Craig DiLouie, LC wrote this article for the June issue of tED Magazine. Reprinted with permission.
In November 2014, ASHRAE published ANSI/ASHRAE/USGBC/IES Standard 189.1, Standard for the Design of High-Performance, Green Buildings Except Low-Rise Residential Buildings. This green building standard—picture something like LEED in mandatory code language—covers energy efficiency, site sustainability, water use, indoor environmental quality and the building’s impact on the atmosphere, materials and resources. The 2014 version updates the 2011 version and includes a number of stretch requirements related to lighting and controls.
Another green building standard is the International Green Construction Code (IgCC), published by the International Code Council (which also publishes the IECC model energy code). IgCC recognizes 189.1 as an alternative compliance standard. During the summer of 2014, the USGBC, ASHRAE, AIA, IES and ICC agreed to harmonize 189.1, the IgCC and LEED.
Standard 189.1-2014’s major sections are divided into mandatory requirements plus a prescriptive and performance option. The mandatory requirements are just that, mandatory. The prescriptive option includes both the mandatory plus a series of prescriptive requirements. The performance option requires a building simulation and related calculations.
The lighting and control aspects of 189.1-2014 are related to energy efficiency, “light pollution,” daylighting and occupant lighting control. Standard 189.1-2014 references the ASHRAE/IES 90.1-2013 energy standard as the baseline and then presents various modifications. Therefore, these requirements, briefly described below (except for daylighting), must be achieved in addition to everything else that is applicable in 90.1-2013. Below is a brief description (except for daylighting). Consult 189.1-2014 for specific requirements.
Section 7, energy efficiency (mandatory): Energy consumption for certain lighting systems must be separately measured using a device that remotely communicates with a data acquisition system. The system must be able to store the data and provide user reports.
Section 7, energy efficiency (prescriptive option): Lower interior and exterior lighting power allowances must be achieved by applying a multiplier to the lighting power allowances in 90.1-2013.
Certain hotel and motel guest rooms must install automatic lighting controls that automatically turn OFF power to lighting and switched outlets after a period of vacancy.
Lighting in commercial and industrial storage stack areas must be controlled by an occupancy sensor that reduces lighting power by at least 50 percent.
Security and emergency lighting that must be continually illuminated is limited to 0.1W/sq.ft., though more can be added if connected to an automatic shutoff control.
Sign lighting power must be automatically reduced at certain times, with the level of reduction dependent on the lamp type and whether it operates during any daylight hours.
Exterior lighting serving uncovered parking areas must be controlled by a photosensor and astronomical time switch. Certain lighting must be reduced using an occupancy sensor.
Installed lighting covered by the ENERGY STAR labeling program must satisfy ENERGY STAR performance criteria.
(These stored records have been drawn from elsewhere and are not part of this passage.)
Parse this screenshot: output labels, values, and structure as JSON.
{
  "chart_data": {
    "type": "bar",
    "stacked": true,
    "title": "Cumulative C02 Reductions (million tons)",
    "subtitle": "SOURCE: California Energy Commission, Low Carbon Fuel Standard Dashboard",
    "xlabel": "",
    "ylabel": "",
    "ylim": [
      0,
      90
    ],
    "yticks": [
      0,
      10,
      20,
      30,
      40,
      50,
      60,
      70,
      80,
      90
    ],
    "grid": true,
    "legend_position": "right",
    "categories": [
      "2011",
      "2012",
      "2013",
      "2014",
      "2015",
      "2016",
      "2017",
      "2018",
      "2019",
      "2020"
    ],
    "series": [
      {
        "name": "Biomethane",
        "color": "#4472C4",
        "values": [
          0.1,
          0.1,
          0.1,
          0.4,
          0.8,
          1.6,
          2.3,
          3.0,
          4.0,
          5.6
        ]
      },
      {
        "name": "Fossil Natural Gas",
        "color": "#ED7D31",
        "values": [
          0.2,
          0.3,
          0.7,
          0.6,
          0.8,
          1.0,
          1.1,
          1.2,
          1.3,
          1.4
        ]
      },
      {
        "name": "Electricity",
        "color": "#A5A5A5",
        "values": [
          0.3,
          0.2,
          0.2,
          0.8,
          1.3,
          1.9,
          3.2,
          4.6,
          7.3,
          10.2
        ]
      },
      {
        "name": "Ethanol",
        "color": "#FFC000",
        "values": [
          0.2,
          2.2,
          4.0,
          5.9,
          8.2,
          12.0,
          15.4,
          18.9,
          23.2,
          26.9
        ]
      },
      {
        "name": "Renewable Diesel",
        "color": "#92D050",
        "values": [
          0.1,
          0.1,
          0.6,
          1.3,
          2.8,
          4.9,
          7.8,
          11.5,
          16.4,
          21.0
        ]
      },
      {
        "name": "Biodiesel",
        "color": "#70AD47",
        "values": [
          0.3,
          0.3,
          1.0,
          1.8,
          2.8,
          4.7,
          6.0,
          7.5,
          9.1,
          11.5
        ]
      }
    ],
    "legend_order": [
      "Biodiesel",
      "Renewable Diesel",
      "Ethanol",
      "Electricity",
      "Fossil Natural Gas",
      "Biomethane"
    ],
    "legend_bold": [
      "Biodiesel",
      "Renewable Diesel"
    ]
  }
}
Specifically, integrated LED lamps and, if using the Alternate Renewables Approach (Section 18.104.22.168.2), other lamps and those commercial and residential luminaire types covered by the program.
Section 5, site sustainability (mandatory): Exterior luminaires must satisfy prescribed BUG ratings, indicating suitable control of backlight, uplight and glare. Uplight is additionally restricted based on lighting zone, which in turn is based on population density.
Section 8, indoor environmental quality (mandatory): Lighting in at least 90 percent of enclosed office spaces, if a certain size, must be controlled using multilevel controls or bilevel controls with separate task lighting. Multilevel control is required in listed multioccupant spaces. Gymnasium, auditorium, ballroom and cafeteria lighting must be zoned as at least two independently controlled groups of luminaires.
Section 8, indoor environmental quality (prescriptive option): Presentation lighting must be controlled separately from other general lighting.
Section 8, indoor environmental quality (performance option): Presentation lighting must satisfy certain illumination criteria based on the type of permanently installed presentation system.